For repeatable deployments, declare everything in an ecosystem.config.cjs file instead of long CLI flags.

module.exports = {
  apps: [
    {
      name: 'api',
      script: './server.js',
      instances: 'max',
      exec_mode: 'cluster',
      max_memory_restart: '512M',
      env: { NODE_ENV: 'development' },
      env_production: { NODE_ENV: 'production', PORT: '3000' },
    },
  ],
};

pm2 start ecosystem.config.cjs --env production

Common PM2 commands

Command	Purpose
`pm2 start app.js -i max`	Start in cluster mode, one worker per core
`pm2 reload api`	Zero-downtime reload (rolling restart)
`pm2 restart api`	Hard restart all workers at once
`pm2 scale api 4`	Change the worker count to 4 at runtime
`pm2 stop api`	Stop workers without removing them
`pm2 delete api`	Remove the app from PM2
`pm2 startup && pm2 save`	Resurrect processes on server reboot

Zero-downtime reloads

pm2 reload restarts workers one at a time, waiting for each new worker to come up before killing the old one, so there is always a worker serving traffic. This gives you deploys without dropped connections. To make it truly graceful, close the HTTP server on shutdown so in-flight requests finish.
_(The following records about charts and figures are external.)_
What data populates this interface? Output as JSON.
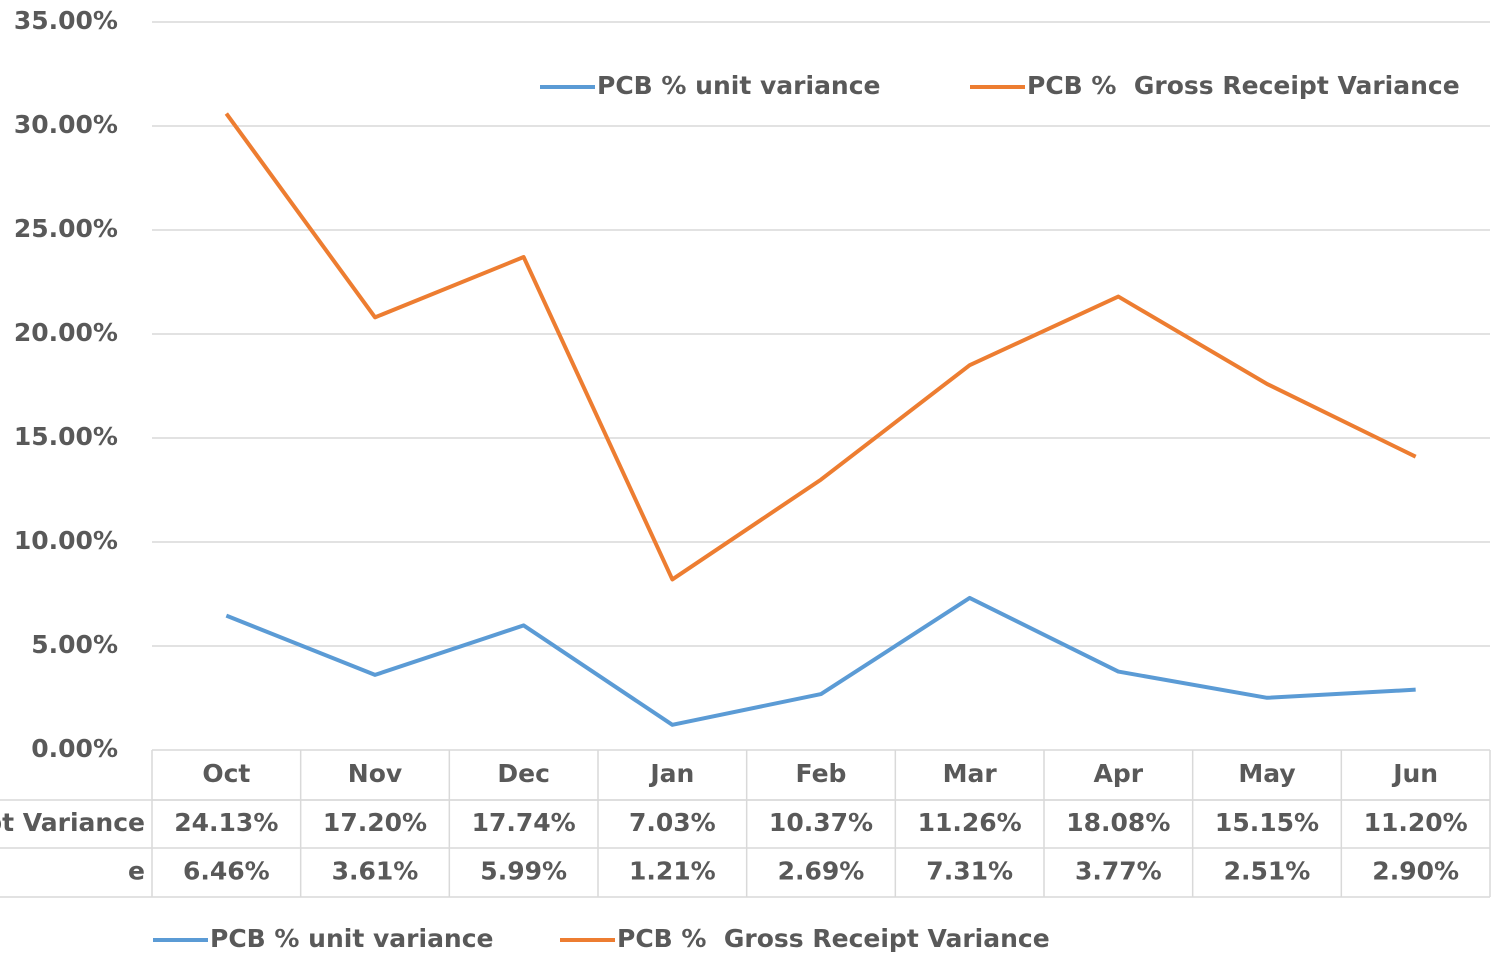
{
  "chart_data": {
    "type": "line",
    "categories": [
      "Oct",
      "Nov",
      "Dec",
      "Jan",
      "Feb",
      "Mar",
      "Apr",
      "May",
      "Jun"
    ],
    "series": [
      {
        "name": "PCB % unit variance",
        "color": "#5b9bd5",
        "values": [
          6.46,
          3.61,
          5.99,
          1.21,
          2.69,
          7.31,
          3.77,
          2.51,
          2.9
        ]
      },
      {
        "name": "PCB %  Gross Receipt Variance",
        "color": "#ed7d31",
        "values": [
          30.6,
          20.8,
          23.7,
          8.2,
          13.0,
          18.5,
          21.8,
          17.6,
          14.1
        ]
      }
    ],
    "ylim": [
      0,
      35
    ],
    "yticks": [
      {
        "value": 0,
        "label": "0.00%"
      },
      {
        "value": 5,
        "label": "5.00%"
      },
      {
        "value": 10,
        "label": "10.00%"
      },
      {
        "value": 15,
        "label": "15.00%"
      },
      {
        "value": 20,
        "label": "20.00%"
      },
      {
        "value": 25,
        "label": "25.00%"
      },
      {
        "value": 30,
        "label": "30.00%"
      },
      {
        "value": 35,
        "label": "35.00%"
      }
    ],
    "grid": true,
    "table": {
      "rows": [
        {
          "label": "pt Variance",
          "cells": [
            "24.13%",
            "17.20%",
            "17.74%",
            "7.03%",
            "10.37%",
            "11.26%",
            "18.08%",
            "15.15%",
            "11.20%"
          ]
        },
        {
          "label": "e",
          "cells": [
            "6.46%",
            "3.61%",
            "5.99%",
            "1.21%",
            "2.69%",
            "7.31%",
            "3.77%",
            "2.51%",
            "2.90%"
          ]
        }
      ]
    }
  }
}
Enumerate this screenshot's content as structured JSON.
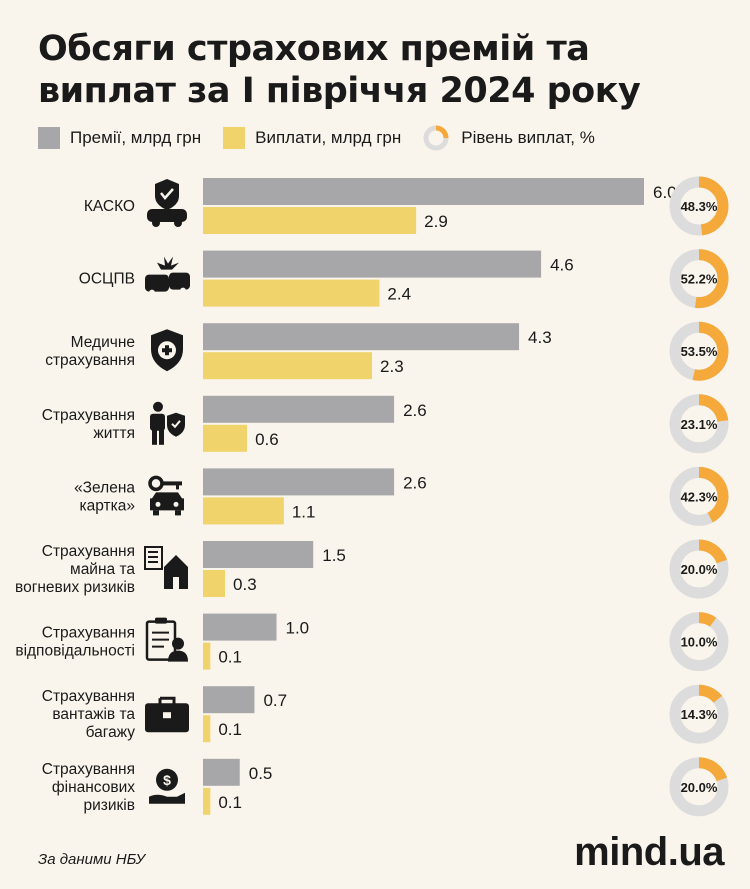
{
  "title": "Обсяги страхових премій та виплат за І півріччя 2024 року",
  "legend": {
    "premiums": "Премії, млрд грн",
    "payouts": "Виплати, млрд грн",
    "rate": "Рівень виплат, %"
  },
  "source": "За даними НБУ",
  "logo": "mind.ua",
  "colors": {
    "premiums": "#a7a7a9",
    "payouts": "#f0d36b",
    "rate": "#f5a93b",
    "rate_track": "#dcdcdc",
    "background": "#faf5ec"
  },
  "chart_data": {
    "type": "bar",
    "orientation": "horizontal",
    "categories": [
      [
        "КАСКО"
      ],
      [
        "ОСЦПВ"
      ],
      [
        "Медичне",
        "страхування"
      ],
      [
        "Страхування",
        "життя"
      ],
      [
        "«Зелена",
        "картка»"
      ],
      [
        "Страхування",
        "майна та",
        "вогневих ризиків"
      ],
      [
        "Страхування",
        "відповідальності"
      ],
      [
        "Страхування",
        "вантажів та",
        "багажу"
      ],
      [
        "Страхування",
        "фінансових",
        "ризиків"
      ]
    ],
    "icons": [
      "car-shield-icon",
      "car-crash-icon",
      "medical-shield-icon",
      "person-shield-icon",
      "car-key-icon",
      "house-checklist-icon",
      "clipboard-person-icon",
      "briefcase-icon",
      "money-hand-icon"
    ],
    "series": [
      {
        "name": "Премії, млрд грн",
        "values": [
          6.0,
          4.6,
          4.3,
          2.6,
          2.6,
          1.5,
          1.0,
          0.7,
          0.5
        ],
        "labels": [
          "6.0",
          "4.6",
          "4.3",
          "2.6",
          "2.6",
          "1.5",
          "1.0",
          "0.7",
          "0.5"
        ]
      },
      {
        "name": "Виплати, млрд грн",
        "values": [
          2.9,
          2.4,
          2.3,
          0.6,
          1.1,
          0.3,
          0.1,
          0.1,
          0.1
        ],
        "labels": [
          "2.9",
          "2.4",
          "2.3",
          "0.6",
          "1.1",
          "0.3",
          "0.1",
          "0.1",
          "0.1"
        ]
      }
    ],
    "rate": {
      "name": "Рівень виплат, %",
      "values": [
        48.3,
        52.2,
        53.5,
        23.1,
        42.3,
        20.0,
        10.0,
        14.3,
        20.0
      ],
      "labels": [
        "48.3%",
        "52.2%",
        "53.5%",
        "23.1%",
        "42.3%",
        "20.0%",
        "10.0%",
        "14.3%",
        "20.0%"
      ]
    },
    "xlim": [
      0,
      6.0
    ],
    "grid": false,
    "legend_position": "top"
  }
}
const server = app.listen(process.env.PORT || 3000);

process.on('SIGINT', () => {
  console.log(`Worker ${process.pid} draining...`);
  server.close(() => process.exit(0));
});

PM2 sends SIGINT before terminating a worker; server.close() stops accepting new connections and lets active ones drain. Set kill_timeout in the ecosystem config if your requests need more than the default grace period.

Run a single instance behind your reverse proxy first and benchmark. Adding workers helps only when CPU is the bottleneck — if you are I/O-bound on one slow downstream, more workers just add memory overhead.

Best Practices

Use os.availableParallelism() (or PM2’s instances: 'max') so worker count matches available cores, including inside containers.
Keep workers stateless — store sessions, caches, and rate-limit data in Redis or another shared service.
Prefer pm2 reload over restart for deploys to avoid dropped requests, and implement a SIGINT/SIGTERM handler that calls server.close().
Set max_memory_restart to recycle workers that leak memory before they exhaust the host.
Run pm2 startup and pm2 save so the cluster comes back automatically after a reboot.
Let a single load balancer or reverse proxy (Nginx) sit in front; do not double-cluster by combining the cluster module and PM2 cluster mode.
Benchmark before and after clustering to confirm the bottleneck is CPU and not the database or network.